Here’s Pope St. Pius V and a bunch of other idiots rolling in ashes like so many pigs in slop.
Here’s Pope St. Gregory the Great and a bunch of other rigid integralists wallowing in ashes.
But remember, folks, Trad Inc., for whom Antipope Bergoglio is described over cocktails and boozy dinners in Trastevere as “great for business”, “subscriptions up, traffic up, donations up… this is the best thing that’s ever happened to us!”, MAY NOT BE QUESTIONED.
You can question infallible ecumenical councils that defined legit DOGMA, like, say, Vatican I – no prob. I mean, all the cool Trad Inc. kids are doing it, amirite?
You can spend all day every day tearing the divinely instituted and supernaturally guaranteed Papacy in se to absolute shreds, no worries. After all, all the Oxon toff convert priests are doing it, so it MUST be okay. Because over-educated British snobs have NEVER been wrong about ANYTHING. EVHUR.

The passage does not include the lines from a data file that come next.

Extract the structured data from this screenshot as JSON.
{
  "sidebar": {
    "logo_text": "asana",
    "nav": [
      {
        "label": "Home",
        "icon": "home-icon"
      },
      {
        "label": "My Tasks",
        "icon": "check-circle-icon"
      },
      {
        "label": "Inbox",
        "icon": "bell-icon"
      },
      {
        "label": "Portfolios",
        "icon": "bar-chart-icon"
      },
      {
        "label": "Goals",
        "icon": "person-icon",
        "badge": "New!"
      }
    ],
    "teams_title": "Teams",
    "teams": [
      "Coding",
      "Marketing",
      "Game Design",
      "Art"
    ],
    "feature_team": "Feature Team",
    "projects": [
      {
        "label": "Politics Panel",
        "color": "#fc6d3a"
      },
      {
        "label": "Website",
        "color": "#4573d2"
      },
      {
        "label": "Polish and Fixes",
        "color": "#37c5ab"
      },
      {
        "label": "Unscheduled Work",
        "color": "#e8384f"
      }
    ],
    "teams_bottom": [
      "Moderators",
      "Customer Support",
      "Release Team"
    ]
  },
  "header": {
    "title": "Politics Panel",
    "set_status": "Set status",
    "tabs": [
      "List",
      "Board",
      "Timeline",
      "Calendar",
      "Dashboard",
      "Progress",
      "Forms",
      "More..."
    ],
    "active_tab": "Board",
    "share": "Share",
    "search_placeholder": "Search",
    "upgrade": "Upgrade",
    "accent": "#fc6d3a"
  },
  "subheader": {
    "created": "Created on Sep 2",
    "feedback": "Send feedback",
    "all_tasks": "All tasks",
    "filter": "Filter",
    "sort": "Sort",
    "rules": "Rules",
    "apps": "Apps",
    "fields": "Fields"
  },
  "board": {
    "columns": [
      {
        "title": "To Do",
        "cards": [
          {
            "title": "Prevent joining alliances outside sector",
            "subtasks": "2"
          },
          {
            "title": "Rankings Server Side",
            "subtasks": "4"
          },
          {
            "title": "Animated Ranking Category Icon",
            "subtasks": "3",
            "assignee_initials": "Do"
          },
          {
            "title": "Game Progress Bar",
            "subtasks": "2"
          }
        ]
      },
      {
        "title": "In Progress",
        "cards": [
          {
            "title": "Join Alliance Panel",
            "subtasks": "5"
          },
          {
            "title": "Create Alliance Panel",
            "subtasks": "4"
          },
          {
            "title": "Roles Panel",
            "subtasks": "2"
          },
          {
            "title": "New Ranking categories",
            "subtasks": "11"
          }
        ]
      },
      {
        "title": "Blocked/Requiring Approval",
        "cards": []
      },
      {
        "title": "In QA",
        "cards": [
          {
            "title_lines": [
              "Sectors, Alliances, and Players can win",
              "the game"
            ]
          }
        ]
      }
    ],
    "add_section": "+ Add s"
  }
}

But don’t you DARE so much as ASK THE QUESTION if maybe, perhaps, something ain’t right with “Francis”, what with his being a raging LutherMason who is, at absolute bare-bones minimum, the single biggest fag hag in human history, running around in a cheap polyester Halloween costume-grade white cassock while His Holiness Pope Benedict XVI, remaining “in a new way within the enclosure of St. Peter”, imparts “MY Apostolic blessing” from the Vatican.
Follow.
The.
Money.
Pray for Pope Benedict XVI, because, as the man said, “é ancora Papa.”